Oleg Yurevich also talked about the role of the JINR group in the experiment. “When the experiment just started, the responsibility of the Dubna physicists was photomultiplier tubes and the data taking system for the prototype detector. Each of 2200 devices was tested by our testers. A great deal of work was done — a Dark Room was equipped for photomultiplier testing at Gran Sasso, operational characteristics of these devices were examined,” explained he. “While working on the CTF detector, our scientists switched to solving physics tasks — several articles on the results of the search for rare processes in the CTF data were published by the Dubna group. After the launch of the Borexino detector, the DLNP group contributed a lot to the fulfillment of the main objective of the experiment — the separation of beryllium neutrino interactions from the data set. Our scientists were also actively involved in other data analyses, first of all in measurements of the pp-neutrino flux and search for rare processes, including electron decay and interactions due to neutrino magnetic moment. The data analysis is still going on. We plan to improve the results by analyzing the total set of available data.”
What is Borexino’s future?
РThe detector will have to end its operation in the foreseeable future. One of the reasons is protests of local environmental activists who consider the experiment potentially dangerous for the surroundings because of liquid scintillator toxicity.
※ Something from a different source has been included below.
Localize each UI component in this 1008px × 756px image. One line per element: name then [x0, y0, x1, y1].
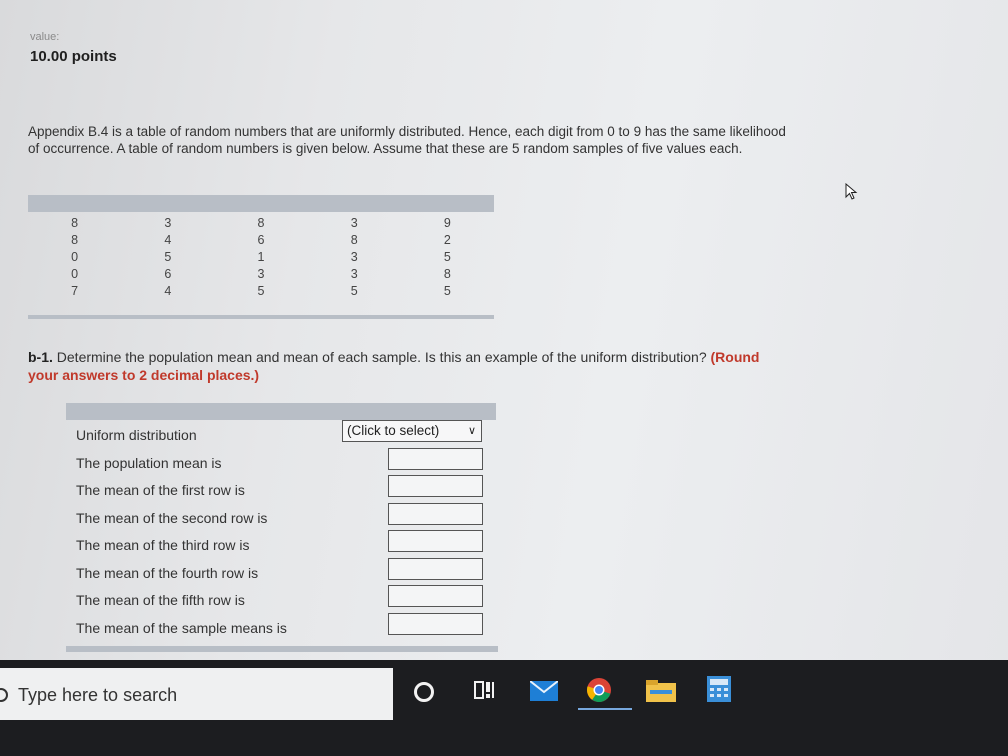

Even radiation is feared, though the detector is safe in this respect.
The detector is scheduled to be “turned off” on 1 September 2021 although the pandemic can correct the plans — dismounting was already postponed several times. The detector shutdown does not mean the end of the experiment — the data obtained and being taken now will be processed during the next years. That is, new results and new conclusions are in store for the scientists.
The Prize awarding ceremony will take place on 26 July.
Congratulations to our colleagues on this appreciation! We wish them further success in their scientific work!